Energy returned to him suddenly, and he sat up.
"Paper and pencil," he said, pointing to the writing-table. I handed him a pencil and a writing-block.
By a gesture he intimated that he wanted me to watch him.
Quarles was no draughtsman. He had told me so – quite unnecessarily, because I had often seen him make a rough sketch to illustrate some argument, and he always had to explain what the various parts of the drawing stood for. Yet, as I watched him now, he began to draw with firm, determined fingers – a definite line here, another there, sometimes pausing for a moment as if to remember the relative position of a line or the exact curve in it.
For a time there seemed no connection between the lines, no meaning in the design.

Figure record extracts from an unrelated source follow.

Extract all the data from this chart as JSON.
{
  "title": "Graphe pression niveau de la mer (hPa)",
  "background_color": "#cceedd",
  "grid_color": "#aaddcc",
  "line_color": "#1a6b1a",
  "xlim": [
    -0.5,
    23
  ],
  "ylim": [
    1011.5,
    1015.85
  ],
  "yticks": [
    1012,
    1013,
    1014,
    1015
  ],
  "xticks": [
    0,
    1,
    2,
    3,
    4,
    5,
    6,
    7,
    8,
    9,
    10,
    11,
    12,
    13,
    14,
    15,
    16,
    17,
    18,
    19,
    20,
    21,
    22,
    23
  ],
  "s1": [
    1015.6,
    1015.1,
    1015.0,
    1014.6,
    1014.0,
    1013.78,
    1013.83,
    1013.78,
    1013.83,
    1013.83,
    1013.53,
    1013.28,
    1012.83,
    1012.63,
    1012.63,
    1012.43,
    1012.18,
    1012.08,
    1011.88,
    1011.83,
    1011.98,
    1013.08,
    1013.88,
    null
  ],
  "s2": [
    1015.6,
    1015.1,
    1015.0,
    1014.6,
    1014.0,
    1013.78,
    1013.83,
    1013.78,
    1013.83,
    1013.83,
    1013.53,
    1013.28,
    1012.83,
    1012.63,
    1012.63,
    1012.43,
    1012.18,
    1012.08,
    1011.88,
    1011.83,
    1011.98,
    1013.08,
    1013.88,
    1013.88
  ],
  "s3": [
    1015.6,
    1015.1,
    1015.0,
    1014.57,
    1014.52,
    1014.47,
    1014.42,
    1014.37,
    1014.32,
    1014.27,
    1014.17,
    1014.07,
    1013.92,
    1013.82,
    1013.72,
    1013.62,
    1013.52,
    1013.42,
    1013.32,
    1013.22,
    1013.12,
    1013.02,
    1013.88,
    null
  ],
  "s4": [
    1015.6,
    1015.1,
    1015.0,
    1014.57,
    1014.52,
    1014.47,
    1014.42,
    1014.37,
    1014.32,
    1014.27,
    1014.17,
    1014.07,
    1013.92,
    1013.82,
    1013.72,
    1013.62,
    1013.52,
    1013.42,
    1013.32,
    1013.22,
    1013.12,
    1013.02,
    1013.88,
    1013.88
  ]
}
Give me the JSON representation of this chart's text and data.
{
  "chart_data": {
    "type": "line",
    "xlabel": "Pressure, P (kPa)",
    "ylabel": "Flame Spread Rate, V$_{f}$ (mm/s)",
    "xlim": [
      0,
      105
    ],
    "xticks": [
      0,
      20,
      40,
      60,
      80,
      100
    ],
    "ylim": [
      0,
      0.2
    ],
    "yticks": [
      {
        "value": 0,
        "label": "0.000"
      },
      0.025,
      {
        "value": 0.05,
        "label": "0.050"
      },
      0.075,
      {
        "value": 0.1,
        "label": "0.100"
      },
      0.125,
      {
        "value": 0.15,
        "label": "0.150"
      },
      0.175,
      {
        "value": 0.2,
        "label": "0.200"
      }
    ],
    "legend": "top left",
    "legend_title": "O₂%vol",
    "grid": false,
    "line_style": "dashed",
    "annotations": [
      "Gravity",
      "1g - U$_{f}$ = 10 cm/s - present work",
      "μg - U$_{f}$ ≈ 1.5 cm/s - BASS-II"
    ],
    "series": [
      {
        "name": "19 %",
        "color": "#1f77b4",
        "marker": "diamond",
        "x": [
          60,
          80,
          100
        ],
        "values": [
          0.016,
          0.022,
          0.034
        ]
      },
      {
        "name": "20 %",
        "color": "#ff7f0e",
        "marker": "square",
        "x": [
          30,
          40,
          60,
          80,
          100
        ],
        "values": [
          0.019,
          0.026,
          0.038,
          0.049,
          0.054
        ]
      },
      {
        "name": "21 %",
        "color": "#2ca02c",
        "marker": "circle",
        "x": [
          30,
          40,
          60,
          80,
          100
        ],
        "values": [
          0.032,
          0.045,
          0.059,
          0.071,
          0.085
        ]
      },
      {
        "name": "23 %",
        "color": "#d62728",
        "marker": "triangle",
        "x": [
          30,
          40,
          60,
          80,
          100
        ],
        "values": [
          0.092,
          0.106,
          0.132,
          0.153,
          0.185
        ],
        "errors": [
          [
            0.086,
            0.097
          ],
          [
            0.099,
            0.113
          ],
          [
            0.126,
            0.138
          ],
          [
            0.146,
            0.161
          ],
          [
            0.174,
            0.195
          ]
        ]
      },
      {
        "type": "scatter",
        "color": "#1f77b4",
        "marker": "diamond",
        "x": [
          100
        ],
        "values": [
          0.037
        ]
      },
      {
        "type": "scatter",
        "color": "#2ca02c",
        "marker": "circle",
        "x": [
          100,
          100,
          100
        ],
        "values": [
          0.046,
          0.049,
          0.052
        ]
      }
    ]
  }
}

I have seen trick artists at a music-hall draw in this way, beginning with what appeared to be the least essential parts, and then, with two or three touches, causing all the rest to fall into proper perspective and a complete picture. So it was with Quarles. Two or three quick lines, and the puzzle became a man's head and shoulders. No one could doubt that it was a portrait with certain characteristics exaggerated, not into caricature, but enough to make it impossible not to recognize the original from the picture. It was an attractive face, but set and rather tragic in expression.
Quarles did not speak. He surveyed his work for a few moments, slightly corrected the curve of the nostril, and then very swiftly drew a rope round the neck, continuing it in an uncertain line almost to the top of the paper. The sudden stoppage of the pencil give a jagged end to the line. The rope looked as if it had been broken. The effect was startling.
"Three times he has visited me," said Quarles. "First, just as the dusk was falling he stood in the window there, little more than a dark shadow against the light outside. The second time was when the lamp was lighted. I looked up suddenly, and he was standing there by the fireplace gazing at me intently. He was flesh and blood, real, not a ghost, no shape of mist trailing into my vision. An hour ago, at least it seems only an hour ago, he came again. The door opened, and he entered. He stood there just in front of me, as clearly visible in the daylight as you are, and as real. When you opened the door, I thought my visitor had come a fourth time."
"And what is the meaning of this – this broken rope?" I said, pointing to the drawing.
"Broken?" and he looked at the paper closely. "My hand stopped involuntarily. It is a good sign – encouraging – but the rope is not really broken yet. That is for us to accomplish."
"What do you mean?"
"I mean that in one of His Majesty's prisons this man lies under sentence of death, that he is innocent of the crime, that he has been permitted to come to me for help."
"But – ?"
Quarles sprang from his chair.
"Ah, leave questioning alone. I do not know how much time we have to prevent injustice being done. Take this drawing, Wigan, find out where the man is, work night and day to get the whole history, and then come to me. We must not lose a moment. Providence must have sent you to Chelsea this morning – another sign of encouragement."
I did not explain how I came to be there, nor say there was no foundation for encouragement in my unexpected arrival. Indeed, but for my talk with Zena that morning, I should have been inclined to argue with him. As it was, I left Chelsea only half convinced that I was not being misled by the fantastic dream of a man not in his usual state of health.
I was soon convinced of my error.
Quarles's drawing was the portrait of a real man. He was lying under sentence of death in Worcestershire, the case against him so clear that there seemed to be no doubt about his guilt. The story was a sordid one, had created no sensation, had presented no difficult problem. But, under the peculiar circumstances, it was only natural that I should work with feverish haste to learn all the details of the crime, and I intimated to the authorities that facts had come to my knowledge which threw a doubt on the justice of the sentence, and that a postponement at least of the last penalty of the law would be advisable. This advice was not the outcome of anything I discovered; it was given entirely on my faith in Christopher Quarles.